En el marco de la indispensable investigación administrativa sobre la muerte brutal de Meba, Serramanna había tenido que someterse a un duro interrogatorio dirigido por Ameni. Incómodo, el sardo temía ser sancionado.
—Las cosas están claras —concluyó el escriba—. Sospechabas, con razón, que el diplomático Meba te había mentido y quería suprimir a Uri-Techup. Intentaste coger a Meba en flagrante delito, pero se resistió, puso tu existencia en peligro y sucumbió durante la lucha.
El ex pirata se relajó.
—Es un informe magnífico.
—Aunque esté muerto, Meba será juzgado por un tribunal. Puesto que no cabe duda alguna de su culpabilidad, su nombre será suprimido de todos los documentos oficiales. Aunque subsiste una pregunta: ¿para quién trabajaba?

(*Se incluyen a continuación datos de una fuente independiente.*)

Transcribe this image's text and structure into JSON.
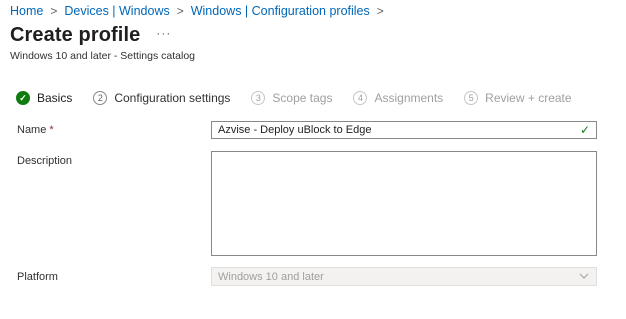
{
  "breadcrumb": {
    "items": [
      "Home",
      "Devices | Windows",
      "Windows | Configuration profiles"
    ]
  },
  "header": {
    "title": "Create profile",
    "more_icon": "ellipsis-icon",
    "subtitle": "Windows 10 and later - Settings catalog"
  },
  "steps": [
    {
      "label": "Basics",
      "number": "✓",
      "state": "completed"
    },
    {
      "label": "Configuration settings",
      "number": "2",
      "state": "enabled"
    },
    {
      "label": "Scope tags",
      "number": "3",
      "state": "disabled"
    },
    {
      "label": "Assignments",
      "number": "4",
      "state": "disabled"
    },
    {
      "label": "Review + create",
      "number": "5",
      "state": "disabled"
    }
  ],
  "form": {
    "name_label": "Name",
    "required_marker": "*",
    "name_value": "Azvise - Deploy uBlock to Edge",
    "description_label": "Description",
    "description_value": "",
    "platform_label": "Platform",
    "platform_value": "Windows 10 and later"
  },
  "colors": {
    "link": "#0067b8",
    "success": "#107c10",
    "required": "#a4262c",
    "disabled_text": "#a19f9d"
  }
}
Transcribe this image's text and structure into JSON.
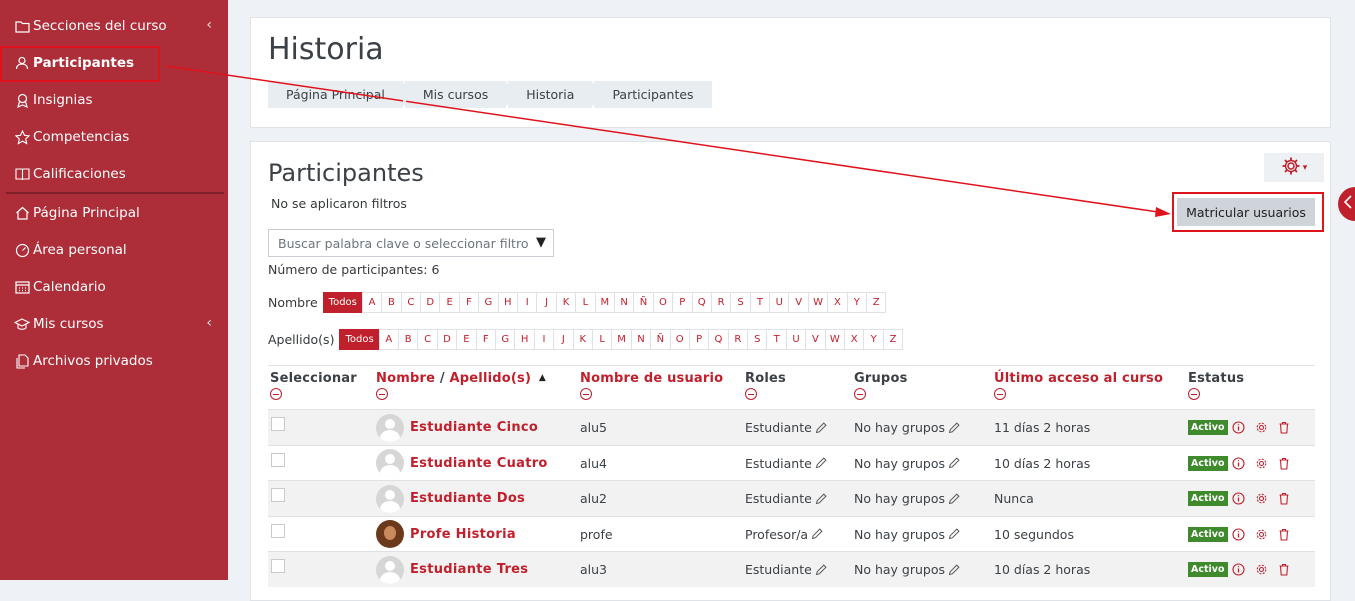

—Me había dicho que actuaba por orden de Acha.
Ameni mordisqueó su pincel.
—Ordenar que eliminaran al hitita para librar a Ramsés de un personaje molesto… ¡Pero Acha no habría confiado esa tarea a un petimetre perezoso! Y, sobre todo, no se habría opuesto a la voluntad de Ramsés, para quien el derecho de asilo debe respetarse. Meba mintió una vez más. ¿Y si fuera uno de los miembros de la red de espionaje hitita implantada en nuestro territorio?
—¿No era ésta favorable a Uri-Techup?
—Hoy, el emperador se llama Hattusil. Uri-Techup no es más que un renegado. Al eliminar a su enemigo jurado, la red se ganaba la buena voluntad del nuevo dueño del Hatti.
El sardo se mesó los largos bigotes.
—Dicho de otro modo, Ofir y Chenar no solo están vivos sino que siguen instalados en Egipto.
—Chenar desapareció en Nubia, hace años que Ofir no se ha manifestado.
Serramanna apretó los puños.
—¡Tal vez el maldito mago esté muy cerca! Los testimonios referentes a su huida a Libia eran otras tantas mentiras destinadas a adormecer mi desconfianza.
—¿No ha demostrado Ofir que sabía ponerse a salvo?
—No de mí, Ameni, no de mí…
—¿Y si, por una vez, a este nos lo trajeras vivo?
Durante tres interminables días, gruesas nubes negras ocultaron el sol sobre Pi-Ramsés. Para los egipcios, los trastornos producidos por el dios Set se mezclaban con los peligros que transportaban los mensajeros de la diosa Sekhmet, anunciadores de enfermedades y desgracias.
Solo un ser podía impedir que la situación se degenerara: la gran esposa real, encarnación terrestre de la Regla eterna que el faraón alimentaba con ofrendas. Fueron momentos en los que cada cual se miró a sí mismo y, sin complacencia, intentó rectificar sus transgresiones de la rectitud. Asumiendo los defectos y las imperfecciones de su pueblo, Nefertari se dirigió al templo de Mut, en Tebas, para depositar ofrendas al pie de las estatuas de la temible diosa Sekhmet, y para transformar así las tinieblas en luz.
En la capital, Ramsés aceptó recibir a Moisés, que clamaba que la oscuridad que envolvía la capital era la novena de las plagas infligidas por Yahvé al pueblo egipcio.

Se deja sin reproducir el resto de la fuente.